Le budget de fonctionnement de l’ONU pour la période 2018-2019 avoisine les 5,4 milliards de dollars. Le budget annuel des opérations de paix dépasse les 6,6 milliards de dollars.

A la cinquième commission de l’ONU, où se traitent les questions budgétaires, les participants travaillent désormais la journée, « le soir et le week-end », indique un diplomate tandis qu’un autre évoque « un sujet ultra-sensible ».

Selon un diplomate s’exprimant sous couvert d’anonymat, le « Groupe des 77 et de la Chine » (en réalité 134 pays) a suggéré dans les discussions que l’Union européenne prenne une part des dépenses que ne veulent plus assurer les Etats-Unis.

La rangée de drapeaux devant l’Assemblée générale de l’ONU, au siège de l’agence à New York, le 16 septembre 2010. (Crédit : Yerpo/CC BY-SA/Wikimedia Commons)

« Réductions »

L’UE a un statut d’observateur à l’ONU alors que le G77 n’est qu’un « groupe », quoi de plus normal qu’elle paye, estime la plus grosse coalition d’Etats en développement au sein de l’ONU.

« Hors de question », s’étranglent des diplomates européens sous couvert d’anonymat. Il faudrait du coup faire payer tous les autres observateurs et cela reviendrait aussi à faire « payer deux fois » les Européens, dont la participation globale représente 32 % du budget fonctionnement et environ 30 % du budget opérations de paix.

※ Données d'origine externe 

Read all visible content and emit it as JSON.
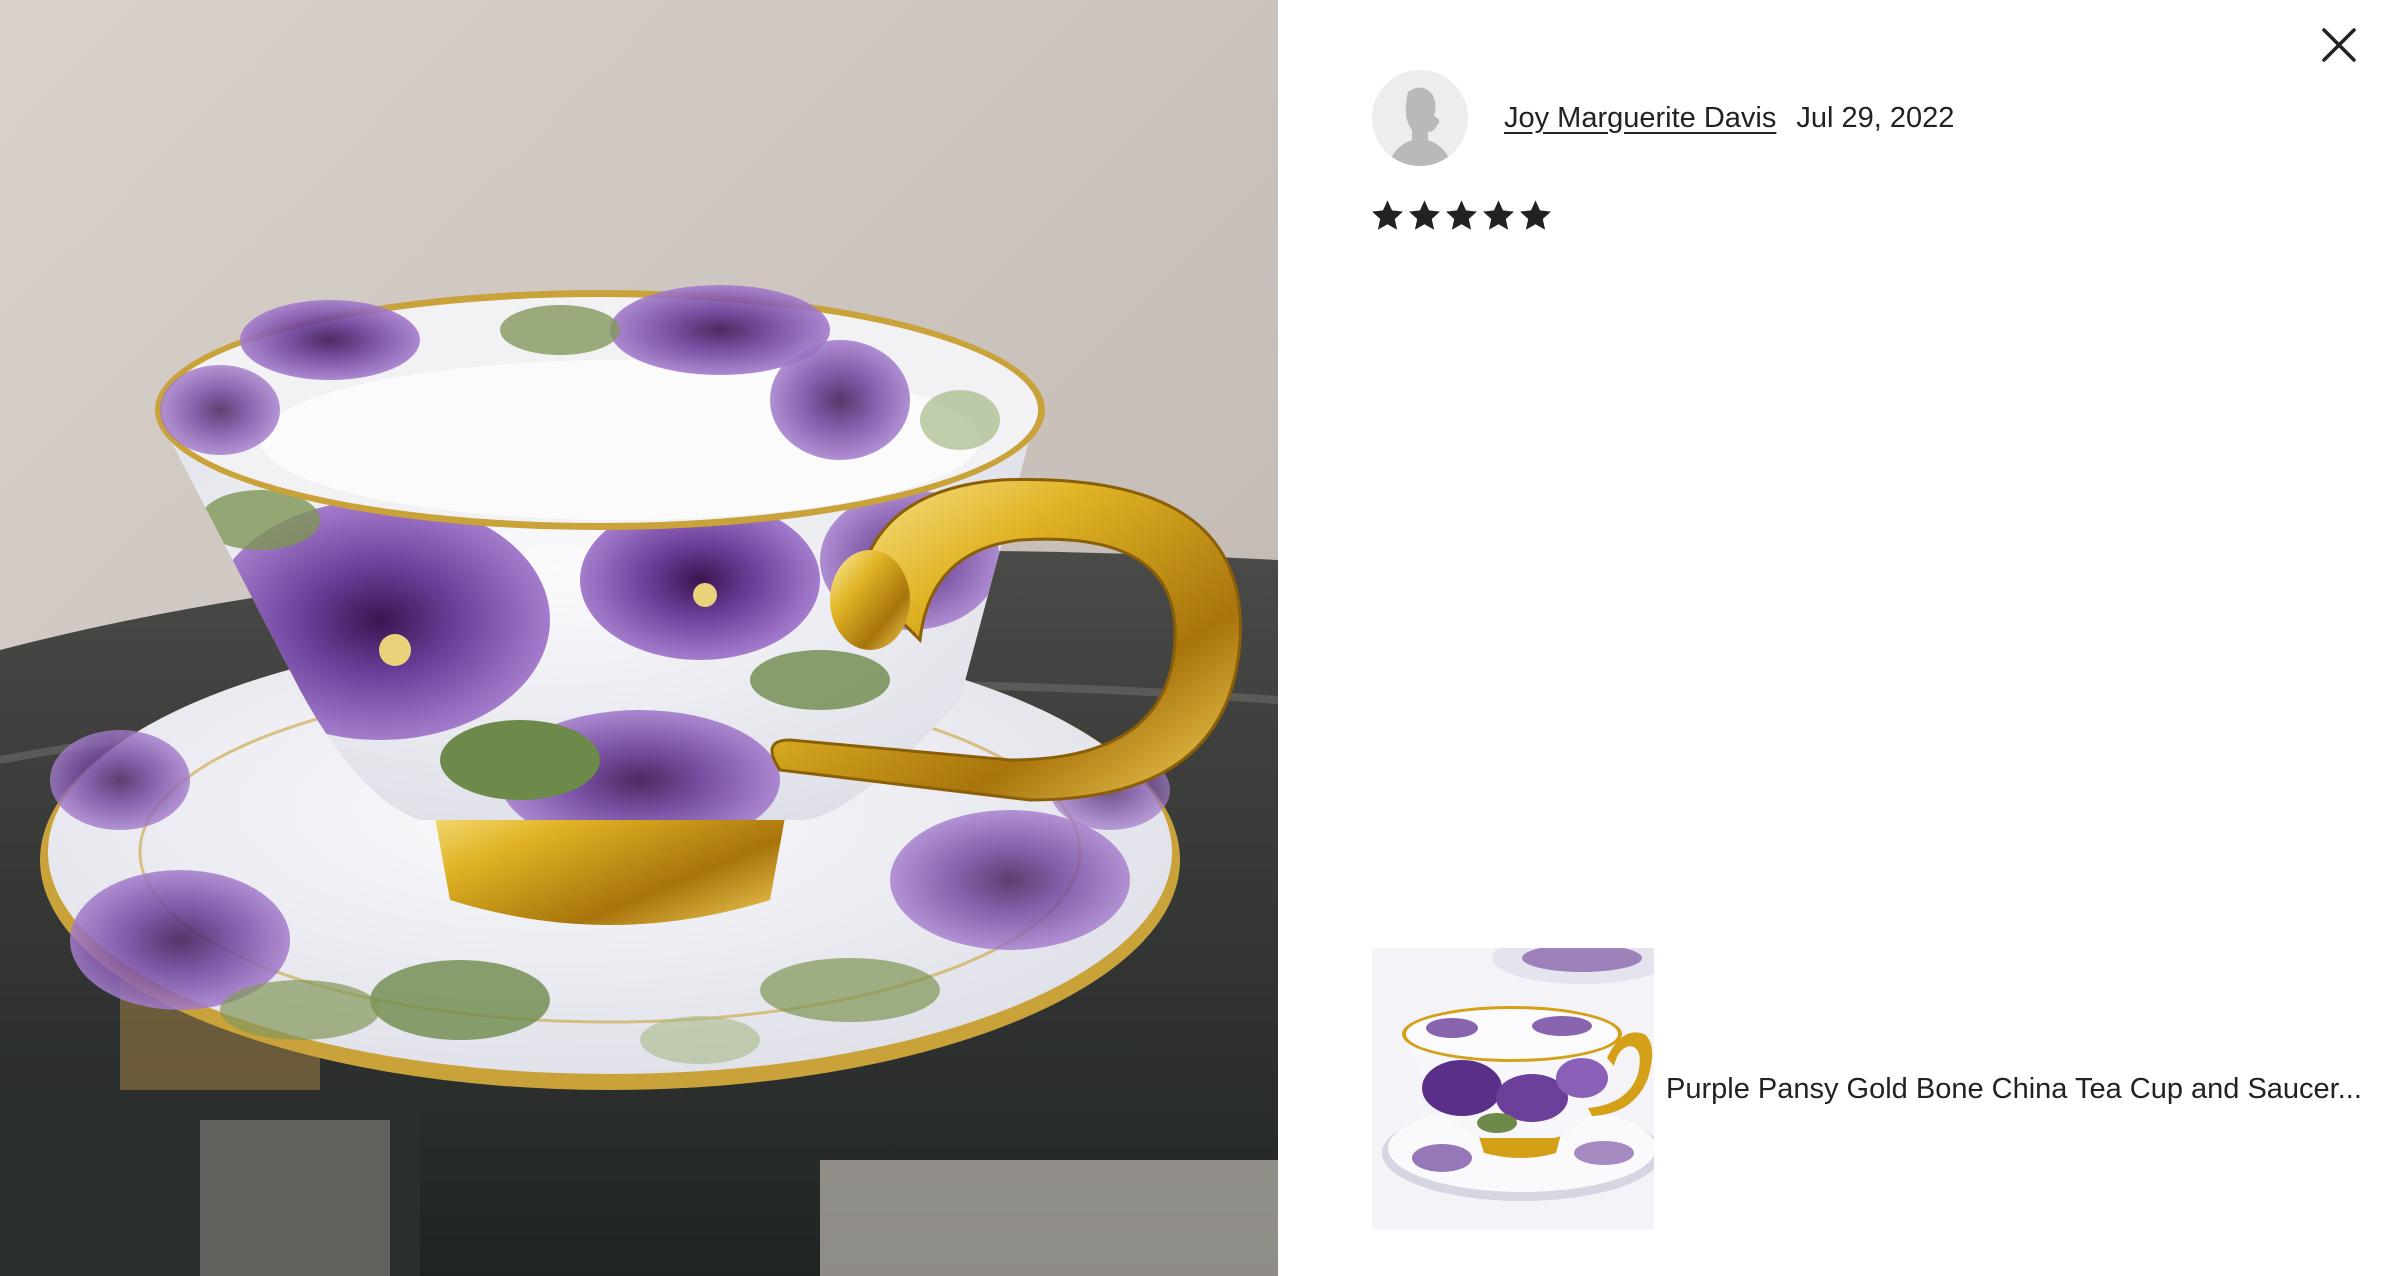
{
  "photo": {
    "alt": "Purple pansy bone china tea cup with gold handle on matching saucer"
  },
  "close_button": {
    "icon": "close-icon",
    "label": "Close"
  },
  "review": {
    "reviewer_name": "Joy Marguerite Davis",
    "date": "Jul 29, 2022",
    "rating": 5,
    "rating_max": 5,
    "star_color": "#222222"
  },
  "listing": {
    "title": "Purple Pansy Gold Bone China Tea Cup and Saucer..."
  },
  "colors": {
    "text": "#222222",
    "avatar_bg": "#ededeb",
    "pansy_purple": "#6b3f9a",
    "gold": "#d4a017"
  }
}
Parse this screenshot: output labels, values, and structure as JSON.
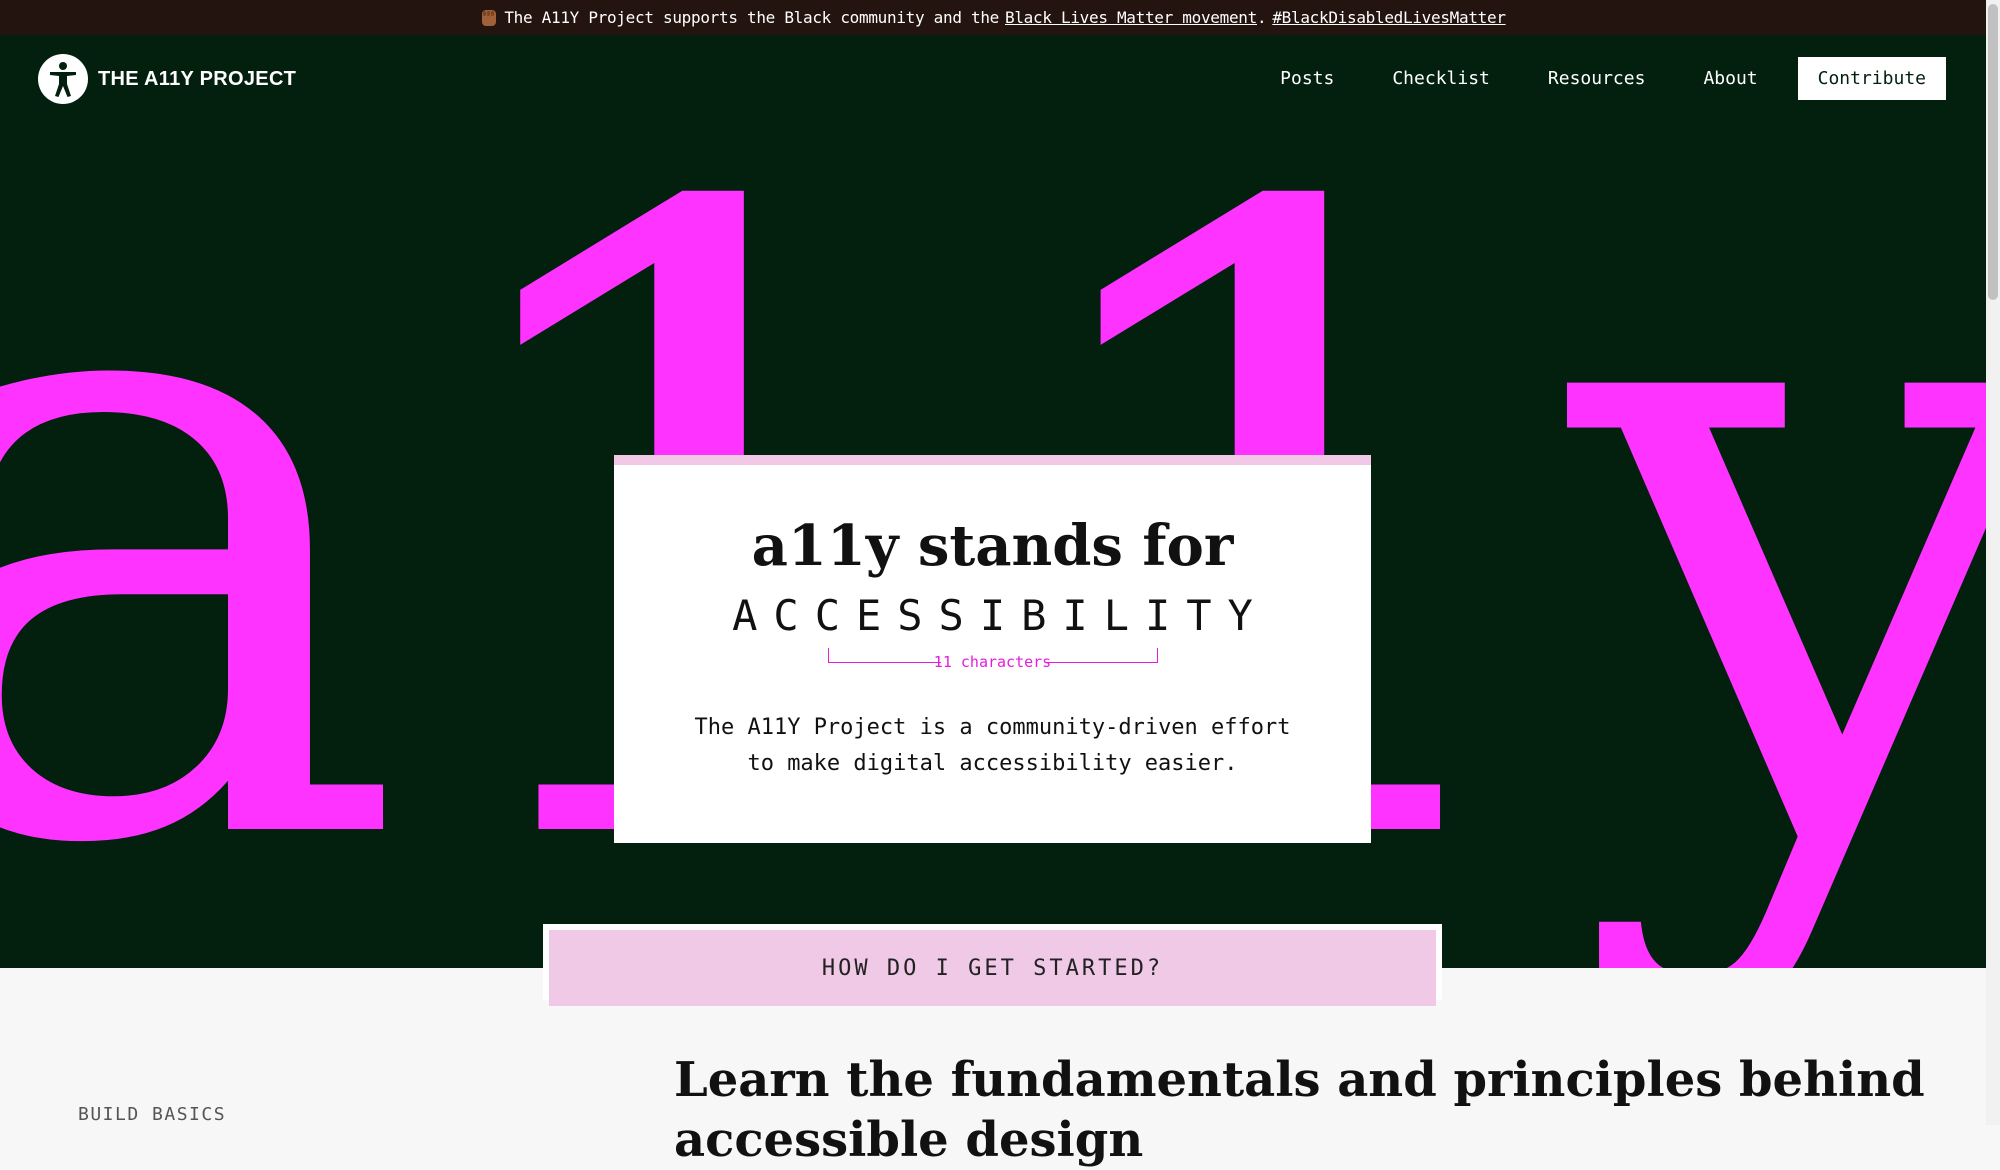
{
  "banner": {
    "text_prefix": "The A11Y Project supports the Black community and the",
    "link_blm": "Black Lives Matter movement",
    "separator": ".",
    "link_hashtag": "#BlackDisabledLivesMatter",
    "icon": "raised-fist-icon"
  },
  "header": {
    "logo_text": "THE A11Y PROJECT",
    "logo_icon": "accessibility-person-icon",
    "nav": [
      "Posts",
      "Checklist",
      "Resources",
      "About"
    ],
    "contribute": "Contribute"
  },
  "hero": {
    "background_letters": "a11y",
    "title": "a11y stands for",
    "accessibility": "ACCESSIBILITY",
    "count_label": "11 characters",
    "description_line1": "The A11Y Project is a community-driven effort",
    "description_line2": "to make digital accessibility easier."
  },
  "started": {
    "label": "HOW DO I GET STARTED?"
  },
  "main": {
    "section_label": "BUILD BASICS",
    "heading": "Learn the fundamentals and principles behind accessible design"
  },
  "colors": {
    "dark_green": "#03200f",
    "magenta": "#ff33ff",
    "pink": "#efc9e6",
    "banner_bg": "#24140f"
  }
}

Du côté du Japon, qui laissera en 2019 sa place de deuxième plus gros contributeur à la Chine, il est aussi exclu de fournir un dollar de plus. « La Chine veut bien payer plus si c’est juste mais ne veut pas payer pour d’autres », ajoutent des diplomates en précisant qu’en contrepartie Pékin réclame davantage de postes de responsabilité.

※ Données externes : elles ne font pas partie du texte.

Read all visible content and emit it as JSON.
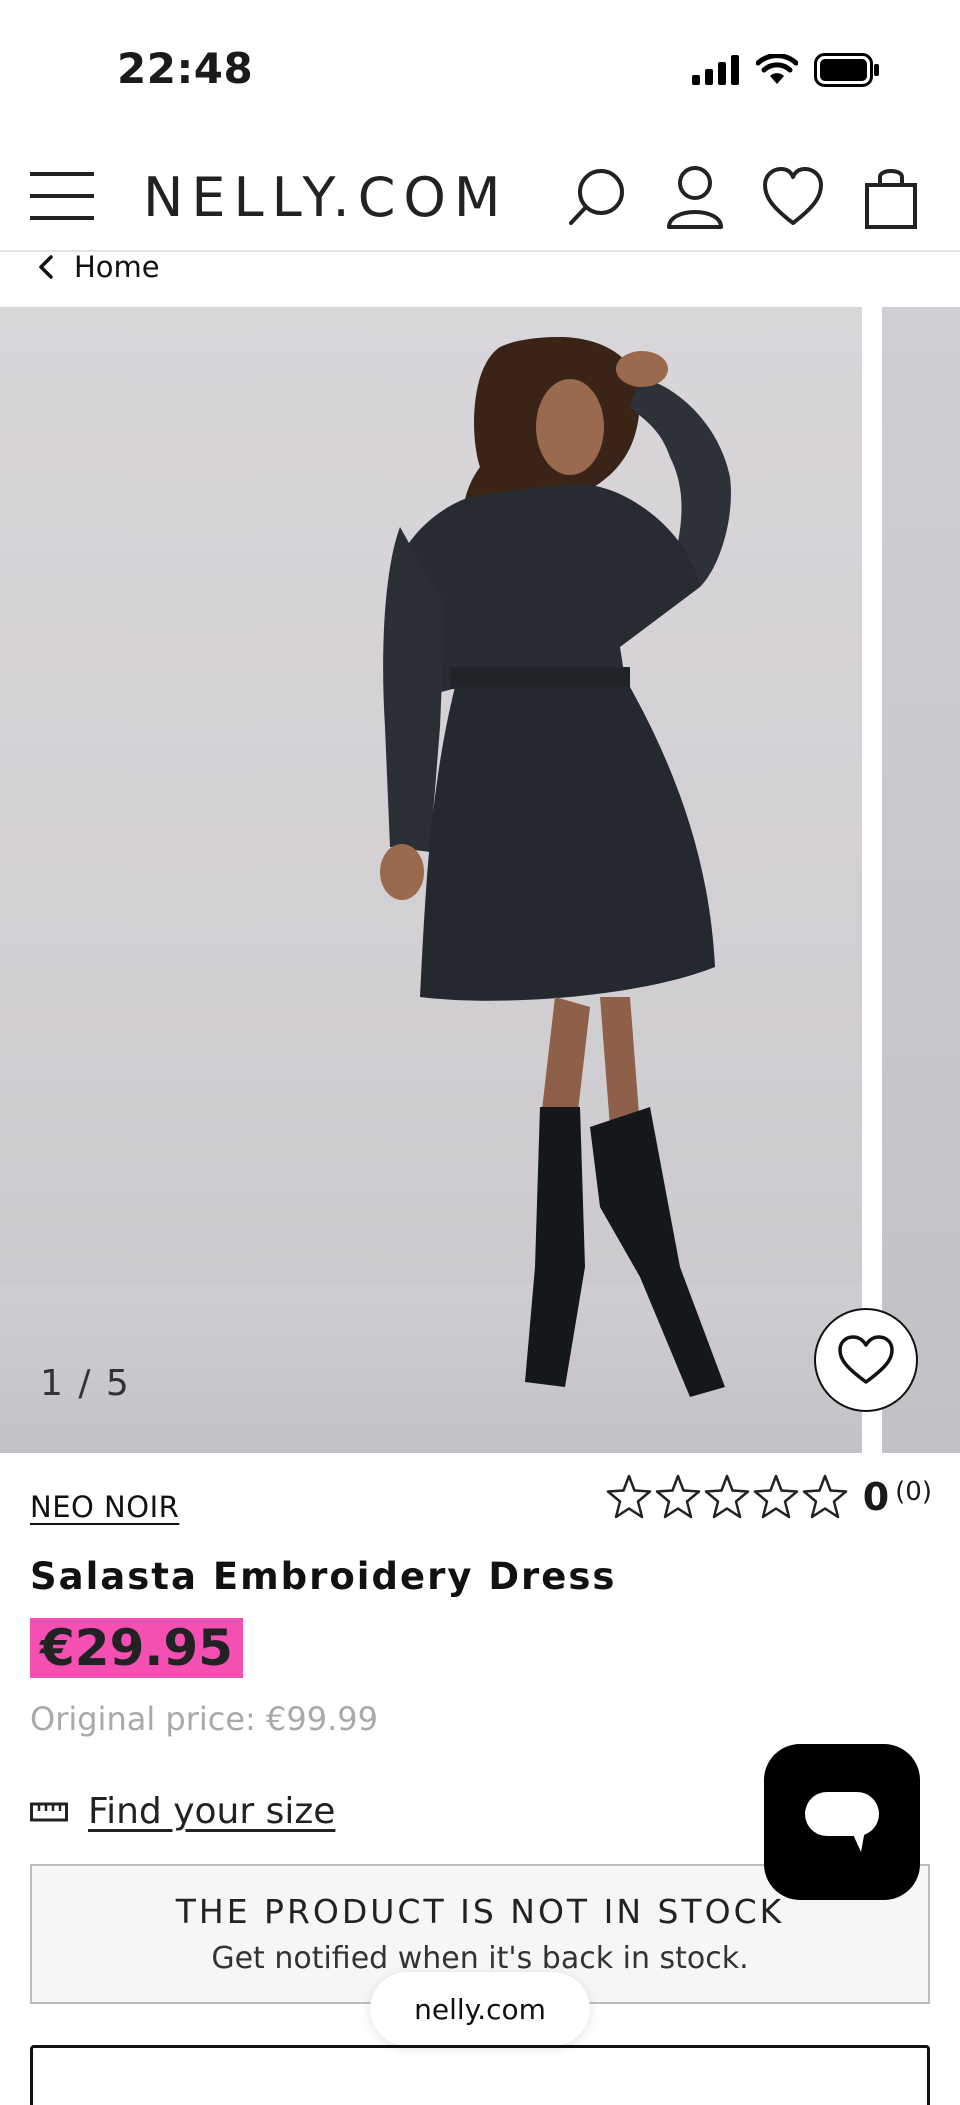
{
  "status_bar": {
    "time": "22:48"
  },
  "header": {
    "logo": "NELLY.COM"
  },
  "breadcrumb": {
    "label": "Home"
  },
  "gallery": {
    "counter": "1 / 5"
  },
  "product": {
    "brand": "NEO NOIR",
    "title": "Salasta Embroidery Dress",
    "price": "€29.95",
    "original_price": "Original price: €99.99",
    "rating": {
      "value": "0",
      "count": "(0)",
      "stars_filled": 0,
      "stars_total": 5
    },
    "find_size": "Find your size"
  },
  "stock": {
    "title": "THE PRODUCT IS NOT IN STOCK",
    "subtitle": "Get notified when it's back in stock."
  },
  "browser": {
    "url": "nelly.com"
  },
  "colors": {
    "price_highlight": "#f54fb4",
    "accent": "#000000"
  }
}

Les contributions au budget de fonctionnement de l’ONU sont basées entre autres sur le Produit national brut (PNB) des Etats membres. Les pays ayant des responsabilités particulières – membres permanents par exemple – sont majorés, les autres bénéficiant de « réductions ».

La Russie, membre permanent mais à l’économie faible, ne paye que 3 % du budget de fonctionnement et seulement 4 % du budget des opérations de paix. Le Brésil bénéficie de 80 % de réduction alors que certains pays, bons élèves, renoncent à une partie de leur « discount », selon un diplomate qui cite la Roumanie, la Bulgarie ou l’Estonie.

A l’initiative de Donald Trump, très critique à l’égard de l’ONU, l’administration américaine veut inscrire dans le marbre pour les trois ans à venir une contribution aux opérations de paix passant d’environ 28 % à 25 %. Washington n’entend pas en revanche toucher à sa contribution au fonctionnement de l’Organisation, établie à 22 %, selon des diplomates.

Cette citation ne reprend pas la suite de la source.